The charge was a composite drawn from Bloor v. Falstaff Brewing Corp., 601 F.2d 609, 613, 614 (2d Cir. 1979); Perma Research & Dev. Co. v. Singer Co., 308 F. Supp. 743, 748-749 (S.D.N.Y. 1970); NCNB Natl. Bank of N.C. v. Bridgewater Steam Power Co., 740 F. Supp. 1140, 1151-1152 (W.D.N.C. 1990); Van Valkenburgh Nooger & Neville, Inc. v. Hayden Publishing Co., 30 N.Y.2d 34, 45-46 (1972).
The only plausible suggestion that Macksey made for an addition to the charge spoke of "diligence" and would not have made any material change in the meaning.

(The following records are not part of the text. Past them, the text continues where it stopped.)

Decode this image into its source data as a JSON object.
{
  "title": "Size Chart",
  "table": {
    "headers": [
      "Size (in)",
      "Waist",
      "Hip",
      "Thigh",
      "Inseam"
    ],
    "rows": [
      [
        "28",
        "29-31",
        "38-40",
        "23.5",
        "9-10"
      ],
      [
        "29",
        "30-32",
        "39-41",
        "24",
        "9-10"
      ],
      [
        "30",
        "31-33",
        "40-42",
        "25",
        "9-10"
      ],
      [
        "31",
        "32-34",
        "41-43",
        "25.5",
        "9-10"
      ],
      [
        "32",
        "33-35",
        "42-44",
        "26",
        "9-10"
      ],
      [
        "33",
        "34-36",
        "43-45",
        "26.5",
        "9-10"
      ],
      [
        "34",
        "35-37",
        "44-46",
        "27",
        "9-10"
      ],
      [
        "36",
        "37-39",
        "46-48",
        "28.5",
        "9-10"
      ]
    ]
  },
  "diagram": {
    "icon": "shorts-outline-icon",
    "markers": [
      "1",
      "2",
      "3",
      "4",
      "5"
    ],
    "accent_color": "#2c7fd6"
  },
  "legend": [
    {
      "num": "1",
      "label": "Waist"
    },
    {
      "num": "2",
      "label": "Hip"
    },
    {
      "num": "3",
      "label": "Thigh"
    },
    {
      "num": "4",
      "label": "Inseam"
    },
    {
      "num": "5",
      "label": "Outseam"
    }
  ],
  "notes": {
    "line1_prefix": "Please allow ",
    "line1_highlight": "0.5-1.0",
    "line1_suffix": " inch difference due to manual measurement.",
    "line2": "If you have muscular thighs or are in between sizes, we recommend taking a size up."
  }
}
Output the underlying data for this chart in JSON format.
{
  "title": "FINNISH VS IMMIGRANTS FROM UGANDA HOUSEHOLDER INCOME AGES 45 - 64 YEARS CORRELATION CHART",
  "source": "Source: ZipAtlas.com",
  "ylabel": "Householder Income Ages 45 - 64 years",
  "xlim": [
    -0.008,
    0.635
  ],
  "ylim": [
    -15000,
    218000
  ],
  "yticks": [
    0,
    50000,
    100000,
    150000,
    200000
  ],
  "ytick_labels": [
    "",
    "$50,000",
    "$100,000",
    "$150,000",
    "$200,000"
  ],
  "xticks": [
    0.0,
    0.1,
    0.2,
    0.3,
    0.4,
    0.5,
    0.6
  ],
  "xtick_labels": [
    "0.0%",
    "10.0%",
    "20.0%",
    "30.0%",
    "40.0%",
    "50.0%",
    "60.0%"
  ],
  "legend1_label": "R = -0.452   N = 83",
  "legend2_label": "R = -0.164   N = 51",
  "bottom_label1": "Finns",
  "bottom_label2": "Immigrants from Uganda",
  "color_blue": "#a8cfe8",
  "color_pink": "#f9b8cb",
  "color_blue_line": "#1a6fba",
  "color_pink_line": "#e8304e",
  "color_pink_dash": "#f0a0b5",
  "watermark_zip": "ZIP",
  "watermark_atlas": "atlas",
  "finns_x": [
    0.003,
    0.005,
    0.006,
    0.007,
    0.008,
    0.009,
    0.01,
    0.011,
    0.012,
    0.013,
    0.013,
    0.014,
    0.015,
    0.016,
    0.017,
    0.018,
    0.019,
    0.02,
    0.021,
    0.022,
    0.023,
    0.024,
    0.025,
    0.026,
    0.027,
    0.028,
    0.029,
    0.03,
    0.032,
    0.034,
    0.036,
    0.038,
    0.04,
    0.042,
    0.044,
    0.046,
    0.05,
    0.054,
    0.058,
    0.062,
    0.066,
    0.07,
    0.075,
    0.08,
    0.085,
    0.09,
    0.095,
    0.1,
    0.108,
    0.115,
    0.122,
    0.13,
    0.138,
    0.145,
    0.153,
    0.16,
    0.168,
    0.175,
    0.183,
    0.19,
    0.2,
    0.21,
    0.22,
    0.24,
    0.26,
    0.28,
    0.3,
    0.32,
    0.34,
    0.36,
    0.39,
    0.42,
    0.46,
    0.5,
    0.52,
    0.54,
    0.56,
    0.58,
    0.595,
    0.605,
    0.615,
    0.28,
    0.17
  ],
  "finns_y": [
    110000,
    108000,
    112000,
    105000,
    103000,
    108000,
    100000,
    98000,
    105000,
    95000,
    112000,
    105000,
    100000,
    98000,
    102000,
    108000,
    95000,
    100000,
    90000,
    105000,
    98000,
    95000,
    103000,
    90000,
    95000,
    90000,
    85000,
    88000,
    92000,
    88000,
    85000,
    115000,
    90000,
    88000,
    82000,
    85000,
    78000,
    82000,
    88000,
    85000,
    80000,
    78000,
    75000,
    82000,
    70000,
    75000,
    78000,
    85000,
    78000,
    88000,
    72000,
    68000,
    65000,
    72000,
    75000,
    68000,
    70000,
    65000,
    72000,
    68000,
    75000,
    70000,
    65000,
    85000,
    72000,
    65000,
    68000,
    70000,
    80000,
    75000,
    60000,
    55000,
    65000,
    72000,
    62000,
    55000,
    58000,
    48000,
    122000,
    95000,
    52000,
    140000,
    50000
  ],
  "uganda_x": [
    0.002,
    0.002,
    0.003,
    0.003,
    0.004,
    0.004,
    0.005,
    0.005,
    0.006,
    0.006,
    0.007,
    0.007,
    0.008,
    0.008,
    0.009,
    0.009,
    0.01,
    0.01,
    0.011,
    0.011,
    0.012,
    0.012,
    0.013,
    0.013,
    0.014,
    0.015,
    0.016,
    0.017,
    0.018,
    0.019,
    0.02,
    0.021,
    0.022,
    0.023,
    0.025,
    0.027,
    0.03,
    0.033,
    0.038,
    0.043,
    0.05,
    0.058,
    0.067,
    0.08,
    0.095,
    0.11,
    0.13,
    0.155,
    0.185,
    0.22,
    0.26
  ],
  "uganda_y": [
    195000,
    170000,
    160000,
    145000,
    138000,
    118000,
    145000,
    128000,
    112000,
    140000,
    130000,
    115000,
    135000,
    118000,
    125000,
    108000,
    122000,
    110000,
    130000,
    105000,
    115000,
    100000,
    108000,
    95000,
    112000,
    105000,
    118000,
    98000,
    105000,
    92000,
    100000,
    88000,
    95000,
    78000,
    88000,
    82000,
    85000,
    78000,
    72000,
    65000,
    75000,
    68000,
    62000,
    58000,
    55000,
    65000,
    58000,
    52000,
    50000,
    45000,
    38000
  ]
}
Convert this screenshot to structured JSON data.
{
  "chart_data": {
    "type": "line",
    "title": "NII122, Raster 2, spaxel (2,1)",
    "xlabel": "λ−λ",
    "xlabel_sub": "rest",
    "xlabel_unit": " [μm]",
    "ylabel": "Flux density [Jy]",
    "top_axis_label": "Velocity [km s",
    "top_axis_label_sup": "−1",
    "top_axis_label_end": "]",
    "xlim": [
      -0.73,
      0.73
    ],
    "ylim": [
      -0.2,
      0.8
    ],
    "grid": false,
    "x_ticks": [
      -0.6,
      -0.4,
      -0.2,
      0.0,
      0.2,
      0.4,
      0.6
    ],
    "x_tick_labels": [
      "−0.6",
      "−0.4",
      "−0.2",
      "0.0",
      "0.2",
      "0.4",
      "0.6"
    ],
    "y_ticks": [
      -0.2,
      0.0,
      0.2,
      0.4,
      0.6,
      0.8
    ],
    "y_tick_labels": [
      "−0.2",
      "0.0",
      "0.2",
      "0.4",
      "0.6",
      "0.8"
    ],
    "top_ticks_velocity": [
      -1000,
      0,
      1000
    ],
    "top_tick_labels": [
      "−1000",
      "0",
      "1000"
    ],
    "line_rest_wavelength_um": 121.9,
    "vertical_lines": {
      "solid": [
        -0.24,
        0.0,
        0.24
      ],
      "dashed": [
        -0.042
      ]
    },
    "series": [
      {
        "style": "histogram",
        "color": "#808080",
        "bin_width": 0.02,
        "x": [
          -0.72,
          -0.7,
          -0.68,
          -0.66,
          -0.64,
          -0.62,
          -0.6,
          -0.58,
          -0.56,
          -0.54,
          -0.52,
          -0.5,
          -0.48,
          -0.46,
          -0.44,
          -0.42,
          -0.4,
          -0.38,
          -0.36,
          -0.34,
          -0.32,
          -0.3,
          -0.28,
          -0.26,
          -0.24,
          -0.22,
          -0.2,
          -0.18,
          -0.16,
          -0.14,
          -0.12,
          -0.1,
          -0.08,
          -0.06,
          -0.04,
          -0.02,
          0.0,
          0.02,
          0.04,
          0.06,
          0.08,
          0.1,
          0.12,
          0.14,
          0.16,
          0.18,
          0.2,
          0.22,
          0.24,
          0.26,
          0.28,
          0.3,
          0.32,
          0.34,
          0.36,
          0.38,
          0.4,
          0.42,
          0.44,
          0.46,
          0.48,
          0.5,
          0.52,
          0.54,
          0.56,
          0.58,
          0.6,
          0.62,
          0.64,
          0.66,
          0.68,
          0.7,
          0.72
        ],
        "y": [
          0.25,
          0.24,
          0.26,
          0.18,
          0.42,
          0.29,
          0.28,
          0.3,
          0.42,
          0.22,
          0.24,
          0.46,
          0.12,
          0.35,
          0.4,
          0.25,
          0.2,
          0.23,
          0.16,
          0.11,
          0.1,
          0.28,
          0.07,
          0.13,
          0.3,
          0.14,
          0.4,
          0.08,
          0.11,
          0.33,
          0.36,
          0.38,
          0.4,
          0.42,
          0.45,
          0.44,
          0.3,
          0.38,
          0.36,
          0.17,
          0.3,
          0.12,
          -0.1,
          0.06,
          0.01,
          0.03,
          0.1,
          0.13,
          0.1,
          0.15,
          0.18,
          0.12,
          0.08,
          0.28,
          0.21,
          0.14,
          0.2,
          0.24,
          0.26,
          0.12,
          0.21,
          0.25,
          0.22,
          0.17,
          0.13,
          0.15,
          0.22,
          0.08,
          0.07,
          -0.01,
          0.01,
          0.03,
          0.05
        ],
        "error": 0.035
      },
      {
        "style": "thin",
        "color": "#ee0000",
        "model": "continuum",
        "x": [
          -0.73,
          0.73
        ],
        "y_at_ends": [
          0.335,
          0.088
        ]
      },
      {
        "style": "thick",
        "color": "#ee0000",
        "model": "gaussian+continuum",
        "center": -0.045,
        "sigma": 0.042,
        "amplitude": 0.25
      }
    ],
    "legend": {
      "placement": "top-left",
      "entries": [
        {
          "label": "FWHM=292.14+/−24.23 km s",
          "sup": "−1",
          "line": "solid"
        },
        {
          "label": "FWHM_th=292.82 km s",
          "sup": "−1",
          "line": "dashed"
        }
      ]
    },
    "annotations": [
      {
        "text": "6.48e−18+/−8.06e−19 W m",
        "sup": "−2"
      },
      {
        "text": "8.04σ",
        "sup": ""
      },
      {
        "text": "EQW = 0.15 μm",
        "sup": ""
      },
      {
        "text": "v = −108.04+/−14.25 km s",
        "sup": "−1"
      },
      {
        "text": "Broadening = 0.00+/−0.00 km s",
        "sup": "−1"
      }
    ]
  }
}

[Note 17] Macksey now tries to fault the investors for failing, after the legal death of the tender offer, to make a new form of investment that had in fact been rejected in the course of creating the Agreement. Thus there was testimony at trial that Egan and Burr had considered making a direct contribution to capital but had decided against it for a number of reasons, whose materiality Macksey appears not to question. See Allied Communications Corp. v. Continental Cellular Corp., 821 F.2d 69, 72 (1st Cir. 1987) (applying Massachusetts law and interpreting a contract with a "best efforts" clause, the court refused to imply a promise -- that the defendant would remain in business -- which the parties had apparently considered but rejected in negotiating the agreement).
[Note 18] We are sensible of the strict requirements for the allowance of a directed verdict or judgment n.o.v. See Poirier v. Plymouth, 374 Mass. 206 , 212 (1978); Dobos v. Driscoll, 404 Mass. 634 , 656 (1989).